Unlike his uncle who was almost exclusively working for the ducal court, Claux de Werve took a new direction, diversifying his commissions and creating sculptures for private patrons. Hence, the De Werve workshop produced sculptures for noble families, for the clergy and for the municipality. These patrons were all keen to appropriate some prestige by commissioning works from the court sculptor. As underlined by Véronique Boucherat, Claux was a highly gifted and complete master, and his works can be found in several regions of France, especially in Franche-Comté. The well-documented monumental sculpture of the seated Virgin and Child now in the Metropolitan Museum of Art in New York (painted limestone; H.135 x W.114 x D.71 cm) was created for the convent dedicated to Poor Clares at Poligny and was probably a gift of John the Fearless or his wife, Margaret of Bavaria (fig. 4).[2] Dated between 1415 and 1417, it shows the intimacy and tenderness distinctive of Claux de Werve’s works.

Robert Didier established a strong parallel between our sculpture and the Virgin of the Grapes (limestone; H.130 x W.65 x D.32 cm) in the church of Notre-Dame in Auxonne, recognised as a work by Claux de Werve dated between 1415 and 1420 (figs. 5-6). Looking at the finish of the veil, the delicate round faces, the hands with long fingers and nails precisely sculpted (a typical Burgundian detail) and the voluminous drapery, both Virgin and Child should be, according to the expert, considered by the same artist. He noted however a stylistic evolution between the two sculptures. The Virgin of the Grapes appears further developed in the formulation of the Burgundian canon and therefore he suggests a dating around 1410-1415 for the walnut tree Virgin and Child.

We would like to suggest another parallel with a walnut Virgin and Child (H.39 x W.27 x D.13 cm) kept in the church of Saint-Pierre in Château-Chalon. The sculpture, damaged in its lower half, with traces of painting and gilding, has been securely ascribed to Claux de Werve by Véronique Boucherat on stylistic criteria (figs. 7).[3] Strong similarities with our Virgin can be observed in the profile of the Virgin and the round face of the child with a large forehead and very elongated, almost closed, eyes. The motif of the Child sliding his fingers into the book is also a recurrent motif and can be seen in several sculptures by Claux de Werve.

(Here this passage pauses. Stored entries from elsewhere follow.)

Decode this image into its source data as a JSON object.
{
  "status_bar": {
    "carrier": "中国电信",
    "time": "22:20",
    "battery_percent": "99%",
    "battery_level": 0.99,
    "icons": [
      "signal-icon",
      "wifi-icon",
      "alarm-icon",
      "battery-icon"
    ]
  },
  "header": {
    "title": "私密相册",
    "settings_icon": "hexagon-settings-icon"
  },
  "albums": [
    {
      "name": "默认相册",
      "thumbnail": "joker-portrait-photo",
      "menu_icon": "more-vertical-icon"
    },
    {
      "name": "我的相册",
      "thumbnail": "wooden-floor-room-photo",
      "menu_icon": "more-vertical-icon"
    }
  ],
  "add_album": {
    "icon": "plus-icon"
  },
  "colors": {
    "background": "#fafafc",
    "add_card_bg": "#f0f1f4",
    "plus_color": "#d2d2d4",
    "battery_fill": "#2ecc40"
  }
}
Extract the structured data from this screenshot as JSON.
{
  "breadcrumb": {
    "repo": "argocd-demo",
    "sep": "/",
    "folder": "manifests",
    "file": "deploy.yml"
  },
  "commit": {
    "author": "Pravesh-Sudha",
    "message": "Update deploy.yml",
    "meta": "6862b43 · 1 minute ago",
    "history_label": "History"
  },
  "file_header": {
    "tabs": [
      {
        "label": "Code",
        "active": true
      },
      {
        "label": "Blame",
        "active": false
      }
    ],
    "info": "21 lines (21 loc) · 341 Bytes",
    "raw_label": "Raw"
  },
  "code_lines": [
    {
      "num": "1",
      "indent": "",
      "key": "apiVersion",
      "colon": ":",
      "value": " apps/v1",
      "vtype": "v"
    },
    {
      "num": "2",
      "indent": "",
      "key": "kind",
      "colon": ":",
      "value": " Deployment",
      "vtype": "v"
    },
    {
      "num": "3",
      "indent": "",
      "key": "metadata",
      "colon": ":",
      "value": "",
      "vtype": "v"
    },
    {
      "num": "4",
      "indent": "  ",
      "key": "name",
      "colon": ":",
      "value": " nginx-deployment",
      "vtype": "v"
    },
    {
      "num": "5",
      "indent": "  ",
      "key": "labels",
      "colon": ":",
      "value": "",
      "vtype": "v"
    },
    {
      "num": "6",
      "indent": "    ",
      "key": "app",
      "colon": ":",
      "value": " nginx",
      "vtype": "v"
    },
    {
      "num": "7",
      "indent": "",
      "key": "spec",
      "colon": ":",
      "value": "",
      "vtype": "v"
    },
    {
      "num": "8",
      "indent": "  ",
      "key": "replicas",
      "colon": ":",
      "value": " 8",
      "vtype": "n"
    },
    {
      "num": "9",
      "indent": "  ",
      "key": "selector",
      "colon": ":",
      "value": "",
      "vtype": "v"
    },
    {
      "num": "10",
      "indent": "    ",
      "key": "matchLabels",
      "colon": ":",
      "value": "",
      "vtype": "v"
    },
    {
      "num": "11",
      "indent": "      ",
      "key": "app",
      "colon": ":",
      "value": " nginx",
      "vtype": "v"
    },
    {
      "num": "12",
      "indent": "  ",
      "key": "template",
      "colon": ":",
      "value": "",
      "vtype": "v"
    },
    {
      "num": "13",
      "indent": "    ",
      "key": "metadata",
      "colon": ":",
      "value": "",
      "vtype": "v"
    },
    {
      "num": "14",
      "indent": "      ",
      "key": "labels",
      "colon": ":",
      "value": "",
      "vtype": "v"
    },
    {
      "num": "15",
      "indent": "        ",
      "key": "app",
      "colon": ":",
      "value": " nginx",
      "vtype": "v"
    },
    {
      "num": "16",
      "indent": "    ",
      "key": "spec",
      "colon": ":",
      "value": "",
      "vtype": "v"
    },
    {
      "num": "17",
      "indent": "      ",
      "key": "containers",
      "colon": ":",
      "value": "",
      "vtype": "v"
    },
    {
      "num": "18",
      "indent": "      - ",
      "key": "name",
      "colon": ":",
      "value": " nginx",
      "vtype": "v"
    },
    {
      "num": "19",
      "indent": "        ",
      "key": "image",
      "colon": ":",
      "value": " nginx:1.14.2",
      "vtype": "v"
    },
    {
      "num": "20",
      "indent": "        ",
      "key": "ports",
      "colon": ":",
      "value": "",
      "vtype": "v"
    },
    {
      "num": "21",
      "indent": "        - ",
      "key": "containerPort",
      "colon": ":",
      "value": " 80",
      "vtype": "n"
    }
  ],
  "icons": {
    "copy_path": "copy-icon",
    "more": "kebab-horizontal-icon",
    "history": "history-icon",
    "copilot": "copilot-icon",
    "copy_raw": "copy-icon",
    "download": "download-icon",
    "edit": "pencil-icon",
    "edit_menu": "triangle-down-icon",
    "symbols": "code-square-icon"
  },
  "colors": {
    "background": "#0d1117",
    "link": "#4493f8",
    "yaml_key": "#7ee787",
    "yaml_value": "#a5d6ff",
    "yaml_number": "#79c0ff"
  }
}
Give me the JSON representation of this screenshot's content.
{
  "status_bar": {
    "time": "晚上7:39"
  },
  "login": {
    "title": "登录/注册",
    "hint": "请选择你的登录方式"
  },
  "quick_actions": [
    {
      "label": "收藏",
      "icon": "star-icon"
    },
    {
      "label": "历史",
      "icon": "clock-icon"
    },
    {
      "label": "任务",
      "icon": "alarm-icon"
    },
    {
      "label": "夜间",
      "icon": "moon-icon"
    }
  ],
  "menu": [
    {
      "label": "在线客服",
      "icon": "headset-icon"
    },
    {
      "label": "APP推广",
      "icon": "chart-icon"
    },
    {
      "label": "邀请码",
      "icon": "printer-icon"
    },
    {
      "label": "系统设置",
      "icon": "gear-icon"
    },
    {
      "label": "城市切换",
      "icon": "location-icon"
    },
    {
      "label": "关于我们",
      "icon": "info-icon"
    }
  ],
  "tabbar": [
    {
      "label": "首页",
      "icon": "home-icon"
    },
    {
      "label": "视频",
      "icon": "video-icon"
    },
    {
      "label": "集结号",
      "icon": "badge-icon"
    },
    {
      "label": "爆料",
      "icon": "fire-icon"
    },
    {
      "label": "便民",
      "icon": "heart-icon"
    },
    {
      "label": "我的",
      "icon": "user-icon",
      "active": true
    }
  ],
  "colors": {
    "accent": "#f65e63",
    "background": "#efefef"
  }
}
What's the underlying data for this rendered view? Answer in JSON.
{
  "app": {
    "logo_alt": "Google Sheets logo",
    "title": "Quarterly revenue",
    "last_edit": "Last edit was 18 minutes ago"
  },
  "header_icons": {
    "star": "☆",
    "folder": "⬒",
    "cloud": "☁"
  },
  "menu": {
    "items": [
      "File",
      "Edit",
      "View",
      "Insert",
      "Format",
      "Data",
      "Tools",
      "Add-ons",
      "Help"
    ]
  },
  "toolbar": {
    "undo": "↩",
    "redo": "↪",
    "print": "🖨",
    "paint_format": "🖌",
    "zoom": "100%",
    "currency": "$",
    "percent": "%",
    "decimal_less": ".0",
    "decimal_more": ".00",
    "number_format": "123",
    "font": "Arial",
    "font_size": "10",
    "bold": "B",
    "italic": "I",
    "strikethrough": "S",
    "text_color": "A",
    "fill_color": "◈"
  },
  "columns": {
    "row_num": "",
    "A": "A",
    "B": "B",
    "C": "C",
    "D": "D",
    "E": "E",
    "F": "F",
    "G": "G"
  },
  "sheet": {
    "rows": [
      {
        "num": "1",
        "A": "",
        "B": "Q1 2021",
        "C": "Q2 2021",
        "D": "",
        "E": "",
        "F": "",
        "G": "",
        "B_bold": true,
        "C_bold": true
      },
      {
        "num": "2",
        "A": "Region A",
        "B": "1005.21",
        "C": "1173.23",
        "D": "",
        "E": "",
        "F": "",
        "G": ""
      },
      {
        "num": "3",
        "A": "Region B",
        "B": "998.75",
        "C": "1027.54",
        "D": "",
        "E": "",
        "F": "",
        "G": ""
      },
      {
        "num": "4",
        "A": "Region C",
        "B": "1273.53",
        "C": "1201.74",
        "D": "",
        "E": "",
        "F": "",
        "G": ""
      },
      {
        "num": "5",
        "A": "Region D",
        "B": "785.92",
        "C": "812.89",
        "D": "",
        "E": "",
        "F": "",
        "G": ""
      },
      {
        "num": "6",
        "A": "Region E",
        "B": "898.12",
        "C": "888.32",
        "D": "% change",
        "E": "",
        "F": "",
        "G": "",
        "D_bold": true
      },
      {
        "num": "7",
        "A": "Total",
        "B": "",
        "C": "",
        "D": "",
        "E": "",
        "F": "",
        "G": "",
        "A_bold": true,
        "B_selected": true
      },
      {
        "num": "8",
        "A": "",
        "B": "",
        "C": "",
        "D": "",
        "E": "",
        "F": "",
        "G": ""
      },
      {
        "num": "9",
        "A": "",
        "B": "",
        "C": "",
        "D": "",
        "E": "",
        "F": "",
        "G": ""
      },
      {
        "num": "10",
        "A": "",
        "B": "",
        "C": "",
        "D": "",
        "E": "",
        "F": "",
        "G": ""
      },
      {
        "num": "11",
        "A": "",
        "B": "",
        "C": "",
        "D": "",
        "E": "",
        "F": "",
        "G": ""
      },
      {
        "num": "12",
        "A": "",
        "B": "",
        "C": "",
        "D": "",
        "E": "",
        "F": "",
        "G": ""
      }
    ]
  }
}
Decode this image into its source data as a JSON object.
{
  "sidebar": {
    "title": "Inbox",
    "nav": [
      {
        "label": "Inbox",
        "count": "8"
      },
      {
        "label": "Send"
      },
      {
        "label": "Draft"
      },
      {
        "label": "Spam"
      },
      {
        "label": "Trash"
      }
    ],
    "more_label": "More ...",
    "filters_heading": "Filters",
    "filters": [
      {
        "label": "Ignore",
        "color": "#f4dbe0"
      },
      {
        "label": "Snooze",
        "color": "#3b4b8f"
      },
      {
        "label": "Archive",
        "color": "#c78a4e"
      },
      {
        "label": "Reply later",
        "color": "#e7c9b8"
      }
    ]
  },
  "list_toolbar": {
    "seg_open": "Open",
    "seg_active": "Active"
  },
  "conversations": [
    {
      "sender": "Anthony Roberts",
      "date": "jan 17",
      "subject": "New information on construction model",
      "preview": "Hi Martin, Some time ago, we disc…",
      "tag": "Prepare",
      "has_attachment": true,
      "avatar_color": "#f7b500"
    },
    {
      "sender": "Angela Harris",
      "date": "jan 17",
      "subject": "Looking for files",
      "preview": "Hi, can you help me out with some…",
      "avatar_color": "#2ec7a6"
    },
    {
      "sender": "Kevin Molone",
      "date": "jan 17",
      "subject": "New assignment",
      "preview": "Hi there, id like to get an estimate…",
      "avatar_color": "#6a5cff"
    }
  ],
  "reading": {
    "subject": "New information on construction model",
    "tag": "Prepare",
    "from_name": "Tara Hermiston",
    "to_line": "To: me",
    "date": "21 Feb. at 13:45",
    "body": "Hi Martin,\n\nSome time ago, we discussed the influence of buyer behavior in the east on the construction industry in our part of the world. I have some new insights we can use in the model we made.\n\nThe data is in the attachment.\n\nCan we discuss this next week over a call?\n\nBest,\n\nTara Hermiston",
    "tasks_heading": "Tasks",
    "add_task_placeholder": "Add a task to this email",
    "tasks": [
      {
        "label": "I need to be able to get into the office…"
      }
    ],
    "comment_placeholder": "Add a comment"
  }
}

One interesting detail in our sculpture is particularly rare: the Child’s head is covered by a scarf attached around his neck. This motif appears in two other Virgin and Child from the Burgundian school: in the standing Virgin in alabaster attributed to Claux de Werve or his workshop in the church of Sainte-Marguerite in La Chaux-des-Crotenay (H.85 x W.35 cm) (fig. 8) as well as in the sitting Virgin in the church of Saint-Germain in Molay.[4]

[1] On Claux de Werve see in part. Véronique Boucherat, “Nouveaux éclairages sur l’œuvre de Claux de Werve”, in Stephen Fliegel (ed.), L’art à la cour de Bourgogne: le mécénat de Philippe le Hardi et de Jean sans Peur (1364-1419) ; les princes des fleurs de lis (exh. cat. Musée des Beaux-Arts de Dijon, 2004 and The Cleveland Museum of Art, 2004-2005), Paris, 2004, pp. 317-28.

[2] See Sabine de Witt, Die Skulturen…, op. cit., 2009, p. 89 ff. and Véronique Boucherat in L’art à la cour de Bourgogne, op. cit., 2004, cat. 122, pp. 328-330.

[3] Véronique Boucherat, in L’art à la cour de Bourgogne, op. cit., cat. 125, pp. 332-3.

[4] Véronique Boucherat, “La Vierge de La Chaux-des-Crotenay : un inédit de Claux de Werve”, in Élisabeth Taburet-Delahaye (ed.), La création artistique en France autour de 1400, Paris, pp. 295-314.